The latest installment in the Marvel Cinematic Universe, Doctor Strange tells the story of world-famous neurosurgeon Dr. Stephen Strange (Benedict Cumberbatch), who is as arrogant as he is gifted in an operating room. After a horrific car accident robs him of the use of his hands, changing his life forever, he is forced to look for hope in a mysterious enclave in Nepal, where he discovers a battle against unseen dark forces bent on destroying our reality and must learn to use his newly acquired magical powers to defend the world.
During this exclusive interview with Collider, screenwriter Jon Spaihts talked about how he convinced Marvel to give him the job writing the film, collaborating with director Scott Derrickson and Marvel producers Kevin Feige and Stephen Broussard, why Doctor Strange is his favorite childhood superhero, what it means to him to be a part of the canon now, what makes this film a game-changer for the Marvel Cinematic Universe, how much the story evolved and changed, and the fact that Benedict Cumberbatch was destined to play this part. He also talked about the extent of his involvement with Pacific Rim 2, how his take on The Mummy will be “legit terrifying,” and the approach that he and co-writer Eric Heisserer are taking on Van Helsing. Be aware that there are some spoilers discussed.
JON SPAIHTS: I was kind of a poor kid, so I didn’t get to go to comic shops, all the time. I would rummage at garage sales and friends would hand me down their comics, which meant I was always starting stories in the middle. If you read comic books over the long term, you’re always bumping into elements that have been introduced previously, but that you don’t know. Often, there’s a little note that says, “See Episode 68 of The Spectacular So-and-So.” In that way, comic books are always signaling a larger universe that you’re only seeing a little fraction of, and that’s the story we have, in real life. We move to a new city and we take a new job, and everyone seems to know each other and have a way of doing things together, and we have to put the pieces together, after the fact. Jumping into the middle of comics feels like that. It’s a big universe, and you’re just trying to put together the clues and figure out where you are.

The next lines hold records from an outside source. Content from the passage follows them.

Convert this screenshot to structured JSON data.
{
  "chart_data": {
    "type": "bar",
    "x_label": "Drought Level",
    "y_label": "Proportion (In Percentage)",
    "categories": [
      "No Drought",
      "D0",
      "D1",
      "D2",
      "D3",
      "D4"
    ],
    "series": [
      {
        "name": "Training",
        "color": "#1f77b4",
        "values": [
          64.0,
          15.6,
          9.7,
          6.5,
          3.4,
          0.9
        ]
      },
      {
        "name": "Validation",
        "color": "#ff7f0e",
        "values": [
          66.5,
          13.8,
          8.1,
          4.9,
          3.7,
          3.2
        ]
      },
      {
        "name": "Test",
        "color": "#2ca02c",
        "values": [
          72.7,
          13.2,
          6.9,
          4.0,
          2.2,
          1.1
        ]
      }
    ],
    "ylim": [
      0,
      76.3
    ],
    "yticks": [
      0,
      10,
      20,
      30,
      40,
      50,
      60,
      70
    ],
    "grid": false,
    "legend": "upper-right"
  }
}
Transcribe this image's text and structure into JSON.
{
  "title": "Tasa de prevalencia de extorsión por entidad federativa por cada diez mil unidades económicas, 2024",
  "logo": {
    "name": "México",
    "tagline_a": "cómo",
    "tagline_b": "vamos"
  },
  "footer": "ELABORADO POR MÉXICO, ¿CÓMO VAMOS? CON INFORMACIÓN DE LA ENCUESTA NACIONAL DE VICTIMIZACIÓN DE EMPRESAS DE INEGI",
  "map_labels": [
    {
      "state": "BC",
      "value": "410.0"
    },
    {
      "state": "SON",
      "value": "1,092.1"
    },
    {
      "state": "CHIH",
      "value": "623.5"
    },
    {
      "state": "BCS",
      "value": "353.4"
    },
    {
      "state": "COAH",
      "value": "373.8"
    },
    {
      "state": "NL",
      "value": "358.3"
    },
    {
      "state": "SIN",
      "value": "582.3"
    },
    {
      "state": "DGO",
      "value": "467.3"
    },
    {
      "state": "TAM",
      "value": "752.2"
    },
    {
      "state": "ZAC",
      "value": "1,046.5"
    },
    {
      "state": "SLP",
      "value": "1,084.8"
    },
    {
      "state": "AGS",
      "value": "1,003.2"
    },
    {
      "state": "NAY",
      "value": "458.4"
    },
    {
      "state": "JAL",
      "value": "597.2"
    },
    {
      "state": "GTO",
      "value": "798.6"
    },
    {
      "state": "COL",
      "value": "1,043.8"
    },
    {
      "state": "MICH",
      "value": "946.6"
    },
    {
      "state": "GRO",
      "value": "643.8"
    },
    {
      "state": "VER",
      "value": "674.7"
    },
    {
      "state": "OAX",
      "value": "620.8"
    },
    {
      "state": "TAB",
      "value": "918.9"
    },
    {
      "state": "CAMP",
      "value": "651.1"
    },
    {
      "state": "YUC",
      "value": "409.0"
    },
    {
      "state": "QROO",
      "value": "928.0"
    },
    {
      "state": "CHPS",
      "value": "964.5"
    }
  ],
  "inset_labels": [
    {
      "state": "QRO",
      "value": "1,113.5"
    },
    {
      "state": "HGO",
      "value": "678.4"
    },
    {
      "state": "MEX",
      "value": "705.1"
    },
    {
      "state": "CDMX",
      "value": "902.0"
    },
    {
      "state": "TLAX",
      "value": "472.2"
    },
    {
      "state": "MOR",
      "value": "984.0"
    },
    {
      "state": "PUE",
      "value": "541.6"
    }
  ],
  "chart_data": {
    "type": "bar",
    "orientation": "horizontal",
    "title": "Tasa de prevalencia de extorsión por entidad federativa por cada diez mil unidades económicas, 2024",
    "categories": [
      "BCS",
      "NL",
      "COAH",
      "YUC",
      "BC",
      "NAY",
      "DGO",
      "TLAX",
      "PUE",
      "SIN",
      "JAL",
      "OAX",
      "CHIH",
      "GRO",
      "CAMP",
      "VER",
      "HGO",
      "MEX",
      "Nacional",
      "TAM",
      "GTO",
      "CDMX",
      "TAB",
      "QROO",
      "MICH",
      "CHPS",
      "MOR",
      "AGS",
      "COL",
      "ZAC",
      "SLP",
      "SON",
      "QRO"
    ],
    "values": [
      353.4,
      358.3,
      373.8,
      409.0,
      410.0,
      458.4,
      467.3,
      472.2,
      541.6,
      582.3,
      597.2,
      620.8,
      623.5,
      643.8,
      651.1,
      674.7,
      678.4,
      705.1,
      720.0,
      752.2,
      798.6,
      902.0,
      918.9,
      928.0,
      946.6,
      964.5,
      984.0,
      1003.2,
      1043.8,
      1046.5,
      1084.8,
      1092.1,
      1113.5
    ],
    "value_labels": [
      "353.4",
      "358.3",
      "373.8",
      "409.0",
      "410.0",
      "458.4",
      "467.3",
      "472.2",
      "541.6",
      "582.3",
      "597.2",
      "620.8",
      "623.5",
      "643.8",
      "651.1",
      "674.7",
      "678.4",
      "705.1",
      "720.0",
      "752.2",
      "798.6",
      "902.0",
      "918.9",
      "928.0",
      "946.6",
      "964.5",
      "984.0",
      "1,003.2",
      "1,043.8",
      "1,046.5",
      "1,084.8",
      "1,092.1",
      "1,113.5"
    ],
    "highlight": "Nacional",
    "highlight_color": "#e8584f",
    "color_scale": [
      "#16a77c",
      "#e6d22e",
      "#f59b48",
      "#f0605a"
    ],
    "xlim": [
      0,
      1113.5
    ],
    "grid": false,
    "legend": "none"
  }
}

Doctor Strange’s universe, in particular, was mind-boggling and colossal. The stakes were so big. The graphical style of it was so eye-catching with bold colors and symbols and writing that hung in the air, with inscriptions and bands of light. I loved that. I loved the look and the feeling of it. It felt very physical. It felt like solid structures of light. It felt like hard work for the body to create them and break them. I think Scott [Derrickson] has managed to capture something in this film that shows how the magic is physical, takes effort and has weight. It’s an extension of martial arts. But, I also just loved what Doctor Strange got up to. Not only did he learn to wield staggering cosmic power, but then he was constantly bumping up against adversaries far greater than he was. And as much above us as he already was, in terms of the things he was capable of doing, he was always outmatched and always forced to scramble desperately. By determination, cleverness and wit, and by the sometimes lawyer-like manipulation of the rules of magic, he would win. I loved that character. I loved that he was that powerful, and still always outgunned and just trying to hold the line and keep Earth safe.